Discours du Rinpoche en Juin 1990
Le 20/05/2000 (environ 10 ans plus tard) réitéré par Rinpoche
Le 01/01/2005 (environ 5 ans plus tard de nouveau) mis en ligne dans le site
Il y avait deux dames âgées qui pratiquaient le Bouddhisme. Un jour, elles s’étaient données rendez-vous pour aller prier au temple. Sur le chemin, elles virent un cadavre dénudé. Madame Chan pensa sur le moment : « Une citation du Sixième Grand Patriarche du Bouddhisme Zen dit : ''Puisqu'il n'y a rien (vacuité), où de la poussière pourrait-elle se déposer ?" » Elle "renonça" à ses pensées mondaines et s'en alla. Madame Lee vit le cadavre complètement dénudé, exposé à la vue de tous, et ne put s'empêcher d'éprouver de la tristesse. Elle considérait que c'était, après tout, une "personne", des restes d’un être humain qu'on devait respecter. Elle retira alors sa veste pour couvrir le cadavre.

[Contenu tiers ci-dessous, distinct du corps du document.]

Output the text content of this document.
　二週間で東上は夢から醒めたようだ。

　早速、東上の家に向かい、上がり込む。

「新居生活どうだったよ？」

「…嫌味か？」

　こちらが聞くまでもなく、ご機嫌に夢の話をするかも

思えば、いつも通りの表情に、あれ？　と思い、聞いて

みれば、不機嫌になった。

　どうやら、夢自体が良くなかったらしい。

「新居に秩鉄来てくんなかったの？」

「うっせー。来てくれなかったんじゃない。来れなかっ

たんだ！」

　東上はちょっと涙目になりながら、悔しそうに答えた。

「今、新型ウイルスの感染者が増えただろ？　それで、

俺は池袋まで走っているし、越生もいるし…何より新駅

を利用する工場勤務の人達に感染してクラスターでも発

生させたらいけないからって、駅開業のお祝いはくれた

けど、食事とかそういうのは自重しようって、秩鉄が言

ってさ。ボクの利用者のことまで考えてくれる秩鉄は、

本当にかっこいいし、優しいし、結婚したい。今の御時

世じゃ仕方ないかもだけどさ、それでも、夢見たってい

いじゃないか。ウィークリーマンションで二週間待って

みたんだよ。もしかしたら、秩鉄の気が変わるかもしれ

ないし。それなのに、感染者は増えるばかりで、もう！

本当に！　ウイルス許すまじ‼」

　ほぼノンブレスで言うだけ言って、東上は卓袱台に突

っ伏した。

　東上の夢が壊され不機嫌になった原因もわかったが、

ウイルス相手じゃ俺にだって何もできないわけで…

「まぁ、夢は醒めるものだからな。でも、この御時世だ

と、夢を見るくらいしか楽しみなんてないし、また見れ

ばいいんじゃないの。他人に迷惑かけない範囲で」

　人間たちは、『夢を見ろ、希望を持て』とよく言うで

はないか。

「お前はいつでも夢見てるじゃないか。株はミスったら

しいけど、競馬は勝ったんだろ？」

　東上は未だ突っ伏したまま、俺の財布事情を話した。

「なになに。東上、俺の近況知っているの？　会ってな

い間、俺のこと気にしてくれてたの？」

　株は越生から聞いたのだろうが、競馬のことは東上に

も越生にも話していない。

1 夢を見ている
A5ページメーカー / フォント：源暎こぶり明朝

Comme les deux dames âgées avaient pratiqué de manière inadéquate le dharma, elles ne purent atteindre le Domaine de Bouddha lorsqu'elles moururent, et revinrent alors à l'état d'êtres humains. Madame Chan se réincarna en la femme d'un riche officier du gouvernement. Elle eut cinq garçons et cinq filles et il était dit que c'était les "dix parfaits". En outre, elle était entourée par ses enfants et ses petits-enfants dans la prospérité et la joie. Quant à Madame Lee, elle se réincarna en la femme d'un homme ordinaire et n'eut pas d'enfants. Son mari n’avait ni une grande richesse, ni un statut social élevé, mais elle ne manquait de rien dans sa vie quotidienne.
Après avoir achevé leur seconde vie, elles se présentèrent devant le Roi de l'Enfer. Madame Lee demanda : « Pourquoi mon acte de bonté ne m’a-t-il pas apporté de la richesse et de la gloire ? »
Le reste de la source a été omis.